In the 12th 2-plus-2 talks between their foreign and defense ministers that concluded on Friday, the two sides agreed to reinforce their command coordination while cooperating more closely in military exercises and in respect of logistics so as to "play a leading role in realizing a free and open 'Indo-Pacific'".

Yet officials at the meeting — Japanese Foreign Minister Takeshi Iwaya and Defense Minister Gen Nakatani, as well as their respective Australian counterparts, Penny Wong and Richard Marles — did not stop at just parroting the hackneyed China-targeted phrases from the playbook of the United States' strategy in the region. They went further by seeking to provoke China on issues that concern its core interests.

In a joint statement issued after their talks, the ministers underscored "the importance of peace and stability across the Taiwan Strait" and expressed "serious concern at the increase in scale and frequency of provocative activities by China in Japan's maritime and air domain". They tried to justify the enhanced building of their collective deterrence with unfounded concern over what they claimed is China's "military assertiveness" in the region.

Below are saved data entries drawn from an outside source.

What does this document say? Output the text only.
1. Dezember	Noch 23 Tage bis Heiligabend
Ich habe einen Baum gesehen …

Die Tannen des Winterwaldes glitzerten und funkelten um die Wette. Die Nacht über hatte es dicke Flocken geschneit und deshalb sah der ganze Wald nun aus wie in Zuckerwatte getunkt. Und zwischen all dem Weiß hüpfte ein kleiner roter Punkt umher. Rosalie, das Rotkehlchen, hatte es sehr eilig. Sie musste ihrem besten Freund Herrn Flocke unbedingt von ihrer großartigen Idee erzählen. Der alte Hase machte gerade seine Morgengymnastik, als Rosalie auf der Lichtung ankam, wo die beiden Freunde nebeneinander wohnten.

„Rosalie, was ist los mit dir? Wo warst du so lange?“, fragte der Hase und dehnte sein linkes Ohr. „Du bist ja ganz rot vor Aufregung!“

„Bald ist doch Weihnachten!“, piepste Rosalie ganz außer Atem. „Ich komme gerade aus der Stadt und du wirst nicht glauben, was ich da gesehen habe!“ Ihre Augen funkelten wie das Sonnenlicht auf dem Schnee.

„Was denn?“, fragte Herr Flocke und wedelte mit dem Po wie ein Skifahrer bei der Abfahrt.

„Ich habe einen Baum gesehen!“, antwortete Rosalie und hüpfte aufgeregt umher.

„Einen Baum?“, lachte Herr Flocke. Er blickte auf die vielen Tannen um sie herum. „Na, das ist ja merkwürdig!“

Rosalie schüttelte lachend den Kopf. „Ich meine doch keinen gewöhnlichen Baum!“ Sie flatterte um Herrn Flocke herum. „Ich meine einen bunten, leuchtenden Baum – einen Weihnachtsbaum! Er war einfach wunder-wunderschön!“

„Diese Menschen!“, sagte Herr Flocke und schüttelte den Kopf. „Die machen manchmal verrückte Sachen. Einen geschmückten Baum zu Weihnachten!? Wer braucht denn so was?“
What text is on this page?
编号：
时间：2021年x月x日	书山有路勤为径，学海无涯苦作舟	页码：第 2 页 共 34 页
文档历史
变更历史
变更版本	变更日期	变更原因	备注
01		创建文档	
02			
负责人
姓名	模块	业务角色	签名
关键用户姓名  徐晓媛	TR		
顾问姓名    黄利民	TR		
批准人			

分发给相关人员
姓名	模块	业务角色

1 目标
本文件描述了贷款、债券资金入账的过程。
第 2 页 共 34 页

Such remarks confuse right and wrong, as they wrongly ascribe to China's routine patrolling of the territorial waters of its Diaoyu Islands in accordance with the law the intent of pursuing "military dominance" in the region. They also turn a blind eye to Japan's extensive military buildup that belies Japan's pacifist Constitution and poses a large threat to regional peace and stability. It should not be forgotten that, in July last year, a Japanese Maritime Self-Defense Force destroyer ventured into Chinese territorial waters off the eastern province of Zhejiang, purportedly "unknowingly".

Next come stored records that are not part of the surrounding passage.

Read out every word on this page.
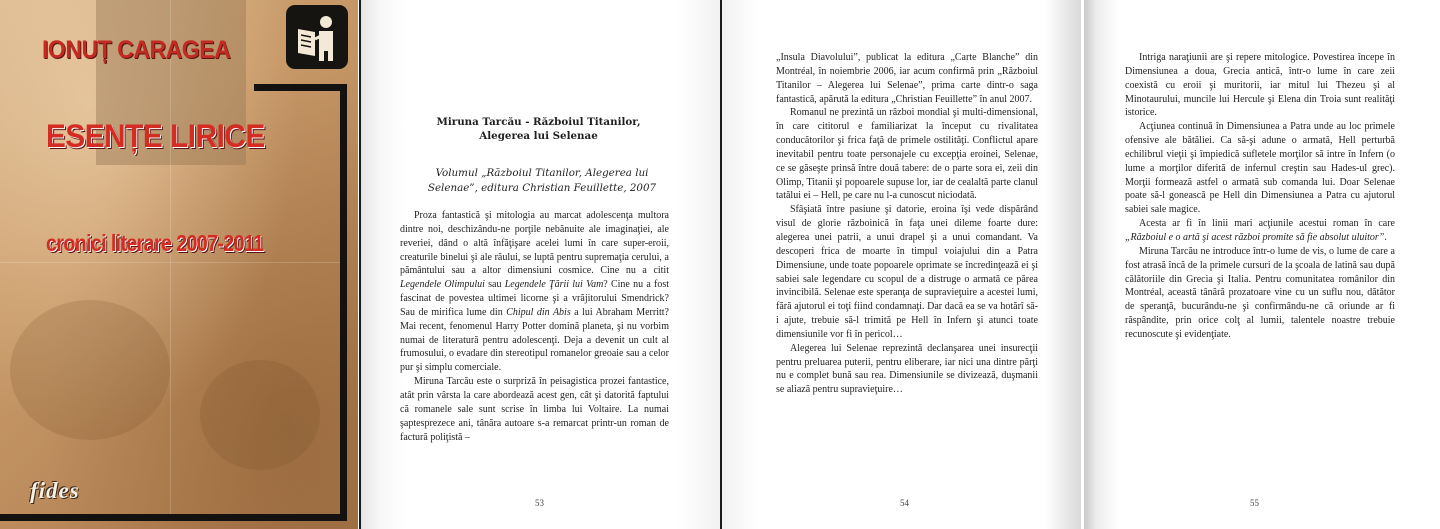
IONUȚ CARAGEA
ESENȚE LIRICE
cronici literare 2007-2011
fides
Miruna Tarcău - Războiul Titanilor, Alegerea lui Selenae
Volumul „Războiul Titanilor, Alegerea lui Selenae”, editura Christian Feuillette, 2007

Proza fantastică şi mitologia au marcat adolescenţa multora dintre noi, deschizându-ne porţile nebănuite ale imaginaţiei, ale reveriei, dând o altă înfăţişare acelei lumi în care super-eroii, creaturile binelui şi ale răului, se luptă pentru supremaţia cerului, a pământului sau a altor dimensiuni cosmice. Cine nu a citit Legendele Olimpului sau Legendele Ţării lui Vam? Cine nu a fost fascinat de povestea ultimei licorne şi a vrăjitorului Smendrick? Sau de mirifica lume din Chipul din Abis a lui Abraham Merritt? Mai recent, fenomenul Harry Potter domină planeta, şi nu vorbim numai de literatură pentru adolescenţi. Deja a devenit un cult al frumosului, o evadare din stereotipul romanelor greoaie sau a celor pur şi simplu comerciale.

Miruna Tarcău este o surpriză în peisagistica prozei fantastice, atât prin vârsta la care abordează acest gen, cât şi datorită faptului că romanele sale sunt scrise în limba lui Voltaire. La numai şaptesprezece ani, tânăra autoare s-a remarcat printr-un roman de factură poliţistă –

53

„Insula Diavolului”, publicat la editura „Carte Blanche” din Montréal, în noiembrie 2006, iar acum confirmă prin „Războiul Titanilor – Alegerea lui Selenae”, prima carte dintr-o saga fantastică, apărută la editura „Christian Feuillette” în anul 2007.

Romanul ne prezintă un război mondial şi multi-dimensional, în care cititorul e familiarizat la început cu rivalitatea conducătorilor şi frica faţă de primele ostilităţi. Conflictul apare inevitabil pentru toate personajele cu excepţia eroinei, Selenae, ce se găseşte prinsă între două tabere: de o parte sora ei, zeii din Olimp, Titanii şi popoarele supuse lor, iar de cealaltă parte clanul tatălui ei – Hell, pe care nu l-a cunoscut niciodată.

Sfâşiată între pasiune şi datorie, eroina îşi vede dispărând visul de glorie războinică în faţa unei dileme foarte dure: alegerea unei patrii, a unui drapel şi a unui comandant. Va descoperi frica de moarte în timpul voiajului din a Patra Dimensiune, unde toate popoarele oprimate se încredinţează ei şi sabiei sale legendare cu scopul de a distruge o armată ce părea invincibilă. Selenae este speranţa de supravieţuire a acestei lumi, fără ajutorul ei toţi fiind condamnaţi. Dar dacă ea se va hotărî să-i ajute, trebuie să-l trimită pe Hell în Infern şi atunci toate dimensiunile vor fi în pericol…

Alegerea lui Selenae reprezintă declanşarea unei insurecţii pentru preluarea puterii, pentru eliberare, iar nici una dintre părţi nu e complet bună sau rea. Dimensiunile se divizează, duşmanii se aliază pentru supravieţuire…

54

Intriga naraţiunii are şi repere mitologice. Povestirea începe în Dimensiunea a doua, Grecia antică, într-o lume în care zeii coexistă cu eroii şi muritorii, iar mitul lui Thezeu şi al Minotaurului, muncile lui Hercule şi Elena din Troia sunt realităţi istorice.

Acţiunea continuă în Dimensiunea a Patra unde au loc primele ofensive ale bătăliei. Ca să-şi adune o armată, Hell perturbă echilibrul vieţii şi împiedică sufletele morţilor să intre în Infern (o lume a morţilor diferită de infernul creştin sau Hades-ul grec). Morţii formează astfel o armată sub comanda lui. Doar Selenae poate să-l gonească pe Hell din Dimensiunea a Patra cu ajutorul sabiei sale magice.

Acesta ar fi în linii mari acţiunile acestui roman în care „Războiul e o artă şi acest război promite să fie absolut uluitor”.

Miruna Tarcău ne introduce într-o lume de vis, o lume de care a fost atrasă încă de la primele cursuri de la şcoala de latină sau după călătoriile din Grecia şi Italia. Pentru comunitatea românilor din Montréal, această tânără prozatoare vine cu un suflu nou, dătător de speranţă, bucurându-ne şi confirmându-ne că oriunde ar fi răspândite, prin orice colţ al lumii, talentele noastre trebuie recunoscute şi evidenţiate.

55
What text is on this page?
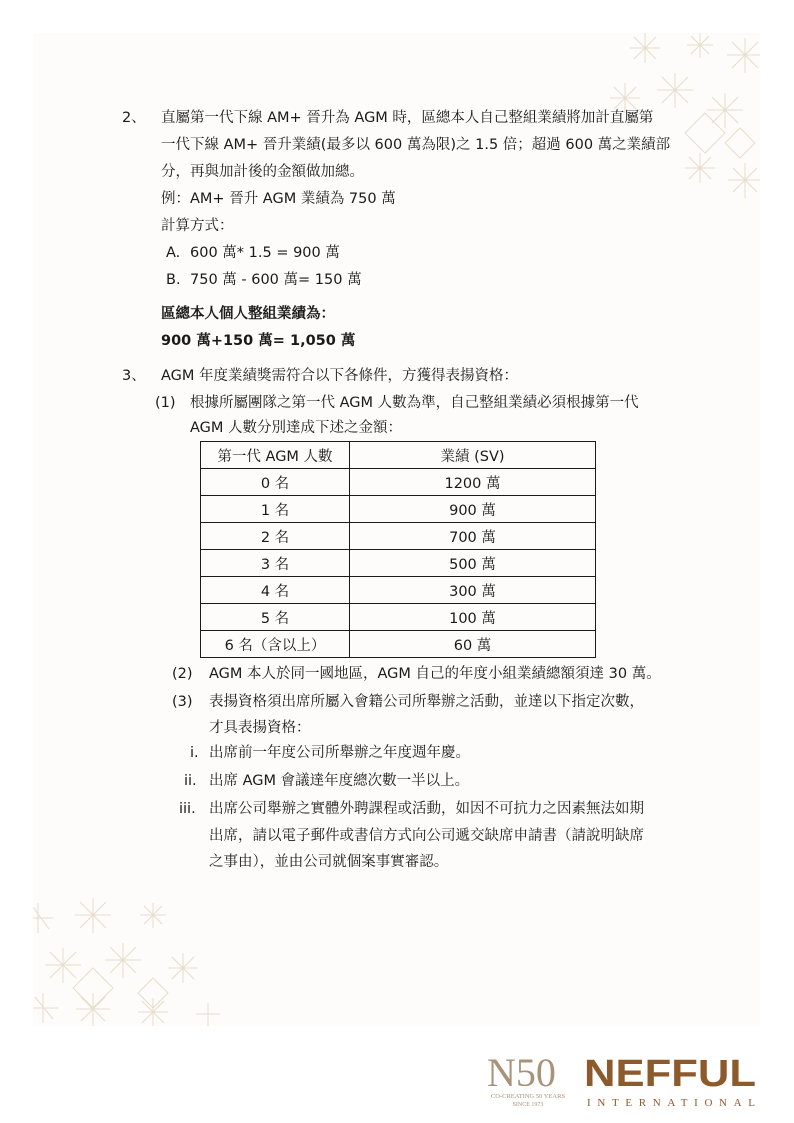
2、 直屬第一代下線 AM+ 晉升為 AGM 時，區總本人自己整組業績將加計直屬第
一代下線 AM+ 晉升業績(最多以 600 萬為限)之 1.5 倍；超過 600 萬之業績部
分，再與加計後的金額做加總。
例：AM+ 晉升 AGM 業績為 750 萬
計算方式：
A. 600 萬* 1.5 = 900 萬
B. 750 萬 - 600 萬= 150 萬
區總本人個人整組業績為：
900 萬+150 萬= 1,050 萬
3、 AGM 年度業績獎需符合以下各條件，方獲得表揚資格：
(1) 根據所屬團隊之第一代 AGM 人數為準，自己整組業績必須根據第一代
AGM 人數分別達成下述之金額：
第一代 AGM 人數	業績 (SV)
0 名	1200 萬
1 名	900 萬
2 名	700 萬
3 名	500 萬
4 名	300 萬
5 名	100 萬
6 名（含以上）	60 萬
(2) AGM 本人於同一國地區，AGM 自己的年度小組業績總額須達 30 萬。
(3) 表揚資格須出席所屬入會籍公司所舉辦之活動，並達以下指定次數，
才具表揚資格：
i. 出席前一年度公司所舉辦之年度週年慶。
ii. 出席 AGM 會議達年度總次數一半以上。
iii. 出席公司舉辦之實體外聘課程或活動，如因不可抗力之因素無法如期
出席，請以電子郵件或書信方式向公司遞交缺席申請書（請說明缺席
之事由），並由公司就個案事實審認。
N50
CO-CREATING 50 YEARS
SINCE 1973
NEFFUL
INTERNATIONAL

Moreover, the mentioning of Taiwan in the statement also disregards China's sovereignty and territorial integrity. This risks undermining relations between China and the two countries, as the one-China principle is the foundation for relations between China and other countries.

As established in international law, the Taiwan question is an internal affair of China that brooks no external interference. By threatening to intervene in the Taiwan question in the name of "maintaining peace and stability", Japan and Australia are reneging on their formal recognition of Taiwan as part of China and degenerating into puppets on the geopolitical chessboard of the US that seems bent on playing the "Taiwan card" to contain China.

Yet, as if Australia thinks what it has done is not damaging enough to bilateral ties, it sent a guided-missile destroyer to sail through the Taiwan Strait together with a Canadian warship on Saturday, in a move that was strongly criticized by the People's Liberation Army's Eastern Theater Command for being "troublemaking and provocative". The joint transit only served to increase security risks across the Strait and sent the wrong signal to separatists on the island.

There is no fundamental conflict of interests between China and Australia, and the two countries have every reason to build on their vast common interests and expand their mutually beneficial pragmatic cooperation. It is thus incomprehensible that Canberra should implement a foreign policy that only serves the US' geopolitical interests while ignoring all the negative consequences.

Former Labor prime minister of Australia Paul Keating has justifiably criticized some politicians in Canberra for having "no pride" and a "miserable view of themselves". Pointing to Australia's lack of strategic autonomy, he said it was not intelligent for the country to be "owned" by the US, and warned that Australia should not get involved if tensions over Taiwan boiled over into conflict. "Taiwan is not a vital Australian interest," Keating rightly said. Hopefully his words will knock some sense into the heads of some in Canberra.